The legislation would also ensure that local communities benefit from renewable energy development by distributing a portion of the revenues generated to state and counties, and a portion to improve access to public land and for conservation efforts.
“The United States is home to some of the world’s best renewable energy resources. As our country moves toward a balanced domestic energy portfolio, counties are committed to working with the federal government as equal partners in the promotion of alternative energy development. Counties are eager to promote sustainable economic development at home and this proposed legislation will help us achieve just that,” said Matthew Chase, executive director of the National Association of Counties.
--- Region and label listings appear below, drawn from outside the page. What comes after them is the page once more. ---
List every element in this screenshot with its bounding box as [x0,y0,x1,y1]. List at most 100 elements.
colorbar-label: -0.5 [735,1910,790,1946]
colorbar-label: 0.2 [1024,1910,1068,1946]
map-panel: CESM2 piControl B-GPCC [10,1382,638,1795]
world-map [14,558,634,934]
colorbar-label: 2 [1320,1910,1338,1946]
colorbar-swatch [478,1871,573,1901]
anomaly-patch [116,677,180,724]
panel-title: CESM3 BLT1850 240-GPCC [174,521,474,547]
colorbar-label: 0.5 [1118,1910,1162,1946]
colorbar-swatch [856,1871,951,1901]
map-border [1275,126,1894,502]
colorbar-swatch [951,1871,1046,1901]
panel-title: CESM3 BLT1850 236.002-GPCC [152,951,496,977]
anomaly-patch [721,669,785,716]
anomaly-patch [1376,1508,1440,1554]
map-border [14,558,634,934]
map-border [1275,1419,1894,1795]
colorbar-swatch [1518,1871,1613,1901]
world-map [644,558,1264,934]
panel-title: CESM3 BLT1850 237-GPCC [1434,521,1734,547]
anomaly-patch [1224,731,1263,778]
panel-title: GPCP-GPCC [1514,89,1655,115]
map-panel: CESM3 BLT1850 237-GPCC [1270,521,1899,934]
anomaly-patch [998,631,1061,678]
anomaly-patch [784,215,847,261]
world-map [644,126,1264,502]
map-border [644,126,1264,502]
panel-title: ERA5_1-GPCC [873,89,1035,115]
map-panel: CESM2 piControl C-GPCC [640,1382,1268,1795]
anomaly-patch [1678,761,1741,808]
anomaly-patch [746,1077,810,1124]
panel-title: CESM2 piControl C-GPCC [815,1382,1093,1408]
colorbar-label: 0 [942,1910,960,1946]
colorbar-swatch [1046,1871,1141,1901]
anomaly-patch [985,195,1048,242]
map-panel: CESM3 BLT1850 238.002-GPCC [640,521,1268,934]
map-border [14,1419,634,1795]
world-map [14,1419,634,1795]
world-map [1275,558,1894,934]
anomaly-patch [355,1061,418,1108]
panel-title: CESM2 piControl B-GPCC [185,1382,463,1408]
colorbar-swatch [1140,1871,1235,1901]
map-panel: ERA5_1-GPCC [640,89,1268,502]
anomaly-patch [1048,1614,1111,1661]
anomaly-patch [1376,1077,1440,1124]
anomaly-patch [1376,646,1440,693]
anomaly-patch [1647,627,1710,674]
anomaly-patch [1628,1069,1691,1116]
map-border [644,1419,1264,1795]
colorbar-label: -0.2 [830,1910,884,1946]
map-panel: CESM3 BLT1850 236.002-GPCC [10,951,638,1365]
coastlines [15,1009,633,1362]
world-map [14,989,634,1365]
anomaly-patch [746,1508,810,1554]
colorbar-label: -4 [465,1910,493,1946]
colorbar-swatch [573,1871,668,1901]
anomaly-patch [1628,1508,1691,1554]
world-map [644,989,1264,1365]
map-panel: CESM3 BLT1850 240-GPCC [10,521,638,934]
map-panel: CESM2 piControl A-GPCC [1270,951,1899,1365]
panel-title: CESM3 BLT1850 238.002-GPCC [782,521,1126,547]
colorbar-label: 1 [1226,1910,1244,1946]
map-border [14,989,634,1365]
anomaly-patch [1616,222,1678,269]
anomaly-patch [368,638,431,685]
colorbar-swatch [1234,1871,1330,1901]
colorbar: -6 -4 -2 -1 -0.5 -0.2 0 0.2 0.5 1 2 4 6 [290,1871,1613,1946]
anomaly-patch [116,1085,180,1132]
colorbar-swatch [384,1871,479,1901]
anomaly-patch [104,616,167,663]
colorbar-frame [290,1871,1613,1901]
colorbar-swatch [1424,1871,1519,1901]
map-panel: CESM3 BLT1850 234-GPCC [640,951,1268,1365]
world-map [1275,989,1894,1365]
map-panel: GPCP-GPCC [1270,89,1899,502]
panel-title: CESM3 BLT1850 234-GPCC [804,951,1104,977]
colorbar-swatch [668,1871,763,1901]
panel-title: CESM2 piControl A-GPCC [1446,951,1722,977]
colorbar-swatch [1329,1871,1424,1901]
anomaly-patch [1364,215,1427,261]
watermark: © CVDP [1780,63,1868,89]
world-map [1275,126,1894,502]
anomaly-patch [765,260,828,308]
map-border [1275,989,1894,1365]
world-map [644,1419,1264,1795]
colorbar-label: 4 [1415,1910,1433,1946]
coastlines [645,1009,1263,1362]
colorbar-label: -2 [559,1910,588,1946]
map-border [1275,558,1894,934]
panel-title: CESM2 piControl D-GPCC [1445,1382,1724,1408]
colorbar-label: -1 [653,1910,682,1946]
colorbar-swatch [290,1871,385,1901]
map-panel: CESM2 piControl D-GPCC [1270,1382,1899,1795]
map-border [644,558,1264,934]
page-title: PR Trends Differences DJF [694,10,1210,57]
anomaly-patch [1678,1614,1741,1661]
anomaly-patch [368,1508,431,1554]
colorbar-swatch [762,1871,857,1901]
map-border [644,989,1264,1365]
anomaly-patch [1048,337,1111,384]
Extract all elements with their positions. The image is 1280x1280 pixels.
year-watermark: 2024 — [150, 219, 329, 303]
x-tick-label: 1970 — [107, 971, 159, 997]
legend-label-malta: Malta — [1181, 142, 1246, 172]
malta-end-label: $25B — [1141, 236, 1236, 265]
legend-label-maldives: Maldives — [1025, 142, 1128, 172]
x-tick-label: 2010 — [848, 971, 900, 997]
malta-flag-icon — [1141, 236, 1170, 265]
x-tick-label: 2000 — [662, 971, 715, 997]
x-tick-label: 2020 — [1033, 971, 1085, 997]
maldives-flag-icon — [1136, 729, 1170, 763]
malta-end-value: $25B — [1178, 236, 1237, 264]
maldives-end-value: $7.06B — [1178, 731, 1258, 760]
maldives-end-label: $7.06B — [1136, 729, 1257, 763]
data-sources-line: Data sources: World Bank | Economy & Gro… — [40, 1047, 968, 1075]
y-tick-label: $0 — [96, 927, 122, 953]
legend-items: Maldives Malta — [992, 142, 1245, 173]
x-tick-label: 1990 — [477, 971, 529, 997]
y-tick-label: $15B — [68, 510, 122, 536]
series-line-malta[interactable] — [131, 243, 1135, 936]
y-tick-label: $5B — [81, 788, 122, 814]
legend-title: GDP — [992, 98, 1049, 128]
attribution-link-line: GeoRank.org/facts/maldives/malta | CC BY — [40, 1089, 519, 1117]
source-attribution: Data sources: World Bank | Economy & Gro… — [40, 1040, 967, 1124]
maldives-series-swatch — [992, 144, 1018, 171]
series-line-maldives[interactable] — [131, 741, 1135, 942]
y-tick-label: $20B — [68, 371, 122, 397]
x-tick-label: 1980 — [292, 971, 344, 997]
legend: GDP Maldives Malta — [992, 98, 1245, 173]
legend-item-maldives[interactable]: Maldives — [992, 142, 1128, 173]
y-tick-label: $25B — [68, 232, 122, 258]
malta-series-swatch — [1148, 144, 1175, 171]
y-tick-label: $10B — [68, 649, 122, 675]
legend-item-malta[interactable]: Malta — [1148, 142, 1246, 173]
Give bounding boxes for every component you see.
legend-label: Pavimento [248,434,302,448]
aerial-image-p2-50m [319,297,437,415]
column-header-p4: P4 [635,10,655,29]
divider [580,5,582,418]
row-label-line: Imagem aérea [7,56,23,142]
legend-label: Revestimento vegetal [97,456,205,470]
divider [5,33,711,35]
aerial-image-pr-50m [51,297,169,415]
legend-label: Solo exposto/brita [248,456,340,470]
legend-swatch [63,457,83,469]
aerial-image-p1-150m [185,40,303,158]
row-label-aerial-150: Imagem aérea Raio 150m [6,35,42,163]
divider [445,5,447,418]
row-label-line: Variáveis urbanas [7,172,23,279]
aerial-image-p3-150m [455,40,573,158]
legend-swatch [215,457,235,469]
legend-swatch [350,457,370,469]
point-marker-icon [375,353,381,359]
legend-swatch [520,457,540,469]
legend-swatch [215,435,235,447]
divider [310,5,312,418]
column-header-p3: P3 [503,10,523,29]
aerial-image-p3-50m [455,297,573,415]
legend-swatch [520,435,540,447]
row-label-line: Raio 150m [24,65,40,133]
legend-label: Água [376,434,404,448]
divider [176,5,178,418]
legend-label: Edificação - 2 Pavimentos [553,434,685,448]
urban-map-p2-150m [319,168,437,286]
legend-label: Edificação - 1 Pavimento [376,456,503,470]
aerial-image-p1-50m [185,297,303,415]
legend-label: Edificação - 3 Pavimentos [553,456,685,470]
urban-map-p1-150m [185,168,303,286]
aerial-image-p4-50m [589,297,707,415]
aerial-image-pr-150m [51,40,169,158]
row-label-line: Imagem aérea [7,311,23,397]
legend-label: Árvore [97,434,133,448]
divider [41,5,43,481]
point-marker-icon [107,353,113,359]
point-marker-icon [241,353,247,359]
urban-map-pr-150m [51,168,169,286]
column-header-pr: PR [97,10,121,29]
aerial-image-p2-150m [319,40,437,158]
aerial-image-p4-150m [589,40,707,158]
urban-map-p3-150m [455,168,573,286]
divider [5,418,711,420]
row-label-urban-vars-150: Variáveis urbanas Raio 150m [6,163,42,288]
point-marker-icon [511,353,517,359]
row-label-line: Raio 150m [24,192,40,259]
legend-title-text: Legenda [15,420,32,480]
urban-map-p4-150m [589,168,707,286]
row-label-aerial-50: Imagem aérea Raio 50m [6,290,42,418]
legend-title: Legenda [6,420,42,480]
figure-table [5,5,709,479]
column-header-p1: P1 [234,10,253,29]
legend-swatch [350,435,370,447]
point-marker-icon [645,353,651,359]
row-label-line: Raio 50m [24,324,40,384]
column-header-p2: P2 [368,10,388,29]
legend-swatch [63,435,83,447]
“It’s important to sportsmen and women that we conserve our public lands habitat, because that habitat translates into great fishing and hunting,” said Steve Moyer, vice president of government affairs at Trout Unlimited. “This bill is exactly the kind of solution we need right now – a smart approach to promoting renewable energy development in a manner that will co-benefit local communities and enhance the fish and game habitat that is vital to our sporting heritage.”
“The National Wildlife Federation has long advocated for smart-from-the-start energy development on public lands and supports the Public Land Renewable Energy Development Act as an effective framework to achieve that. While it’s important that we promote clean, renewable energy sources, it’s also essential that we do it in a way that does not harm the public lands and waters that sustain fish and wildlife,” said Kate Zimmerman, the National Wildlife Federation’s public lands policy director.
“The expansion of wind and solar on our nation’s public lands has been a true success story,” said Bobby McEnaney, senior deputy director of the Natural Resources Defense Council’s Western Renewable Energy Project. “It’s been a win-win for communities, clean energy development and climate resilience. Now is the time to continue that momentum. Moving this bipartisan legislation forward will ensure that the success of our renewable energy investments will endure.”
“This bill enjoys broad bipartisan support in both chambers of Congress because it promotes responsible development of clean renewable energy while protecting wild places and supporting local communities and the economy. Through smart siting in low-conflict areas where projects are most likely to succeed, the bill will help scale up renewable energy responsibly, increasing permitting efficiency and encouraging development,” said Chase Huntley, The Wilderness Society’s senior energy and climate director.